King: I felt my own death rising up around me. I floated past chunks of the house I built, or started building. Scarcely 10 years later, and the whole thing was in ruins. My works were meant to last forever, but most of them will be gone before I am.
I was at a funeral -- my own, as it turned out. No one was there except you. I saw my monument, my last hope of leaving something that would live on after me. And I began to walk towards it. And with each step I took, I got larger. I just kept growing and growing like a teenager. With a gentle push, my monument crumbled and sank. I saw my life's work laid out in front of me. Soon it would crumble into dust, or be painted over by someone who would come after me, the same way I painted over what was here before me. When the universe ended, I knew that everything I'd made was over.

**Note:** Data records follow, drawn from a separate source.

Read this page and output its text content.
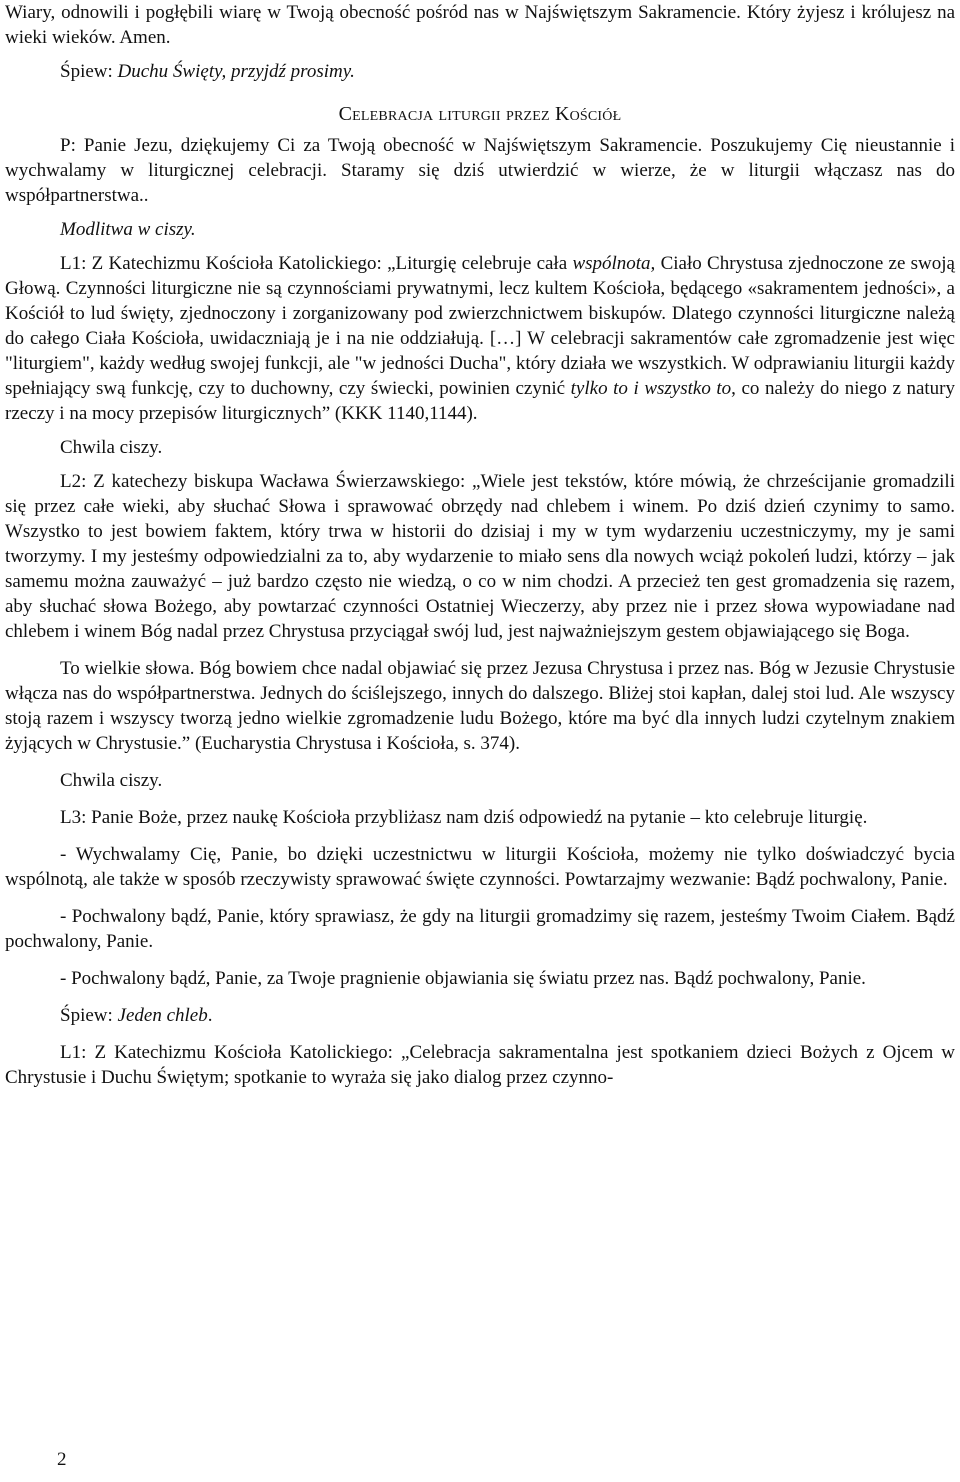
Wiary, odnowili i pogłębili wiarę w Twoją obecność pośród nas w Najświętszym Sakramencie. Który żyjesz i królujesz na wieki wieków. Amen.

Śpiew: Duchu Święty, przyjdź prosimy.

Celebracja liturgii przez Kościół

P: Panie Jezu, dziękujemy Ci za Twoją obecność w Najświętszym Sakramencie. Poszukujemy Cię nieustannie i wychwalamy w liturgicznej celebracji. Staramy się dziś utwierdzić w wierze, że w liturgii włączasz nas do współpartnerstwa..

Modlitwa w ciszy.

L1: Z Katechizmu Kościoła Katolickiego: „Liturgię celebruje cała wspólnota, Ciało Chrystusa zjednoczone ze swoją Głową. Czynności liturgiczne nie są czynnościami prywatnymi, lecz kultem Kościoła, będącego «sakramentem jedności», a Kościół to lud święty, zjednoczony i zorganizowany pod zwierzchnictwem biskupów. Dlatego czynności liturgiczne należą do całego Ciała Kościoła, uwidaczniają je i na nie oddziałują. […] W celebracji sakramentów całe zgromadzenie jest więc "liturgiem", każdy według swojej funkcji, ale "w jedności Ducha", który działa we wszystkich. W odprawianiu liturgii każdy spełniający swą funkcję, czy to duchowny, czy świecki, powinien czynić tylko to i wszystko to, co należy do niego z natury rzeczy i na mocy przepisów liturgicznych” (KKK 1140,1144).

Chwila ciszy.

L2: Z katechezy biskupa Wacława Świerzawskiego: „Wiele jest tekstów, które mówią, że chrześcijanie gromadzili się przez całe wieki, aby słuchać Słowa i sprawować obrzędy nad chlebem i winem. Po dziś dzień czynimy to samo. Wszystko to jest bowiem faktem, który trwa w historii do dzisiaj i my w tym wydarzeniu uczestniczymy, my je sami tworzymy. I my jesteśmy odpowiedzialni za to, aby wydarzenie to miało sens dla nowych wciąż pokoleń ludzi, którzy – jak samemu można zauważyć – już bardzo często nie wiedzą, o co w nim chodzi. A przecież ten gest gromadzenia się razem, aby słuchać słowa Bożego, aby powtarzać czynności Ostatniej Wieczerzy, aby przez nie i przez słowa wypowiadane nad chlebem i winem Bóg nadal przez Chrystusa przyciągał swój lud, jest najważniejszym gestem objawiającego się Boga.

To wielkie słowa. Bóg bowiem chce nadal objawiać się przez Jezusa Chrystusa i przez nas. Bóg w Jezusie Chrystusie włącza nas do współpartnerstwa. Jednych do ściślejszego, innych do dalszego. Bliżej stoi kapłan, dalej stoi lud. Ale wszyscy stoją razem i wszyscy tworzą jedno wielkie zgromadzenie ludu Bożego, które ma być dla innych ludzi czytelnym znakiem żyjących w Chrystusie.” (Eucharystia Chrystusa i Kościoła, s. 374).

Chwila ciszy.

L3: Panie Boże, przez naukę Kościoła przybliżasz nam dziś odpowiedź na pytanie – kto celebruje liturgię.

- Wychwalamy Cię, Panie, bo dzięki uczestnictwu w liturgii Kościoła, możemy nie tylko doświadczyć bycia wspólnotą, ale także w sposób rzeczywisty sprawować święte czynności. Powtarzajmy wezwanie: Bądź pochwalony, Panie.

- Pochwalony bądź, Panie, który sprawiasz, że gdy na liturgii gromadzimy się razem, jesteśmy Twoim Ciałem. Bądź pochwalony, Panie.

- Pochwalony bądź, Panie, za Twoje pragnienie objawiania się światu przez nas. Bądź pochwalony, Panie.

Śpiew: Jeden chleb.

L1: Z Katechizmu Kościoła Katolickiego: „Celebracja sakramentalna jest spotkaniem dzieci Bożych z Ojcem w Chrystusie i Duchu Świętym; spotkanie to wyraża się jako dialog przez czynno-

2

And as I sat there looking out into the darkness, I thought back on all the things I'd built and left unfinished. I realized something -- I wasn't sad that it was all gone. I had fun making all that stuff. I would have done it anyway. And then somehow I knew that when I woke up, all my work really would be destroyed. And that's when you showed up. I don't know how you got here but I'm glad to see you. I have something for you. This brush isn't mine anymore. My work is over. It belongs to you now. I hope it makes you happy and that someday, they will say, "He is a better man than his father."
That door will take you anywhere you want to go. But leave quickly, child. None of this will last for long.
Narrator: And that night, even though he was very tired, Monroe did something that would have made his mother very happy. He painted.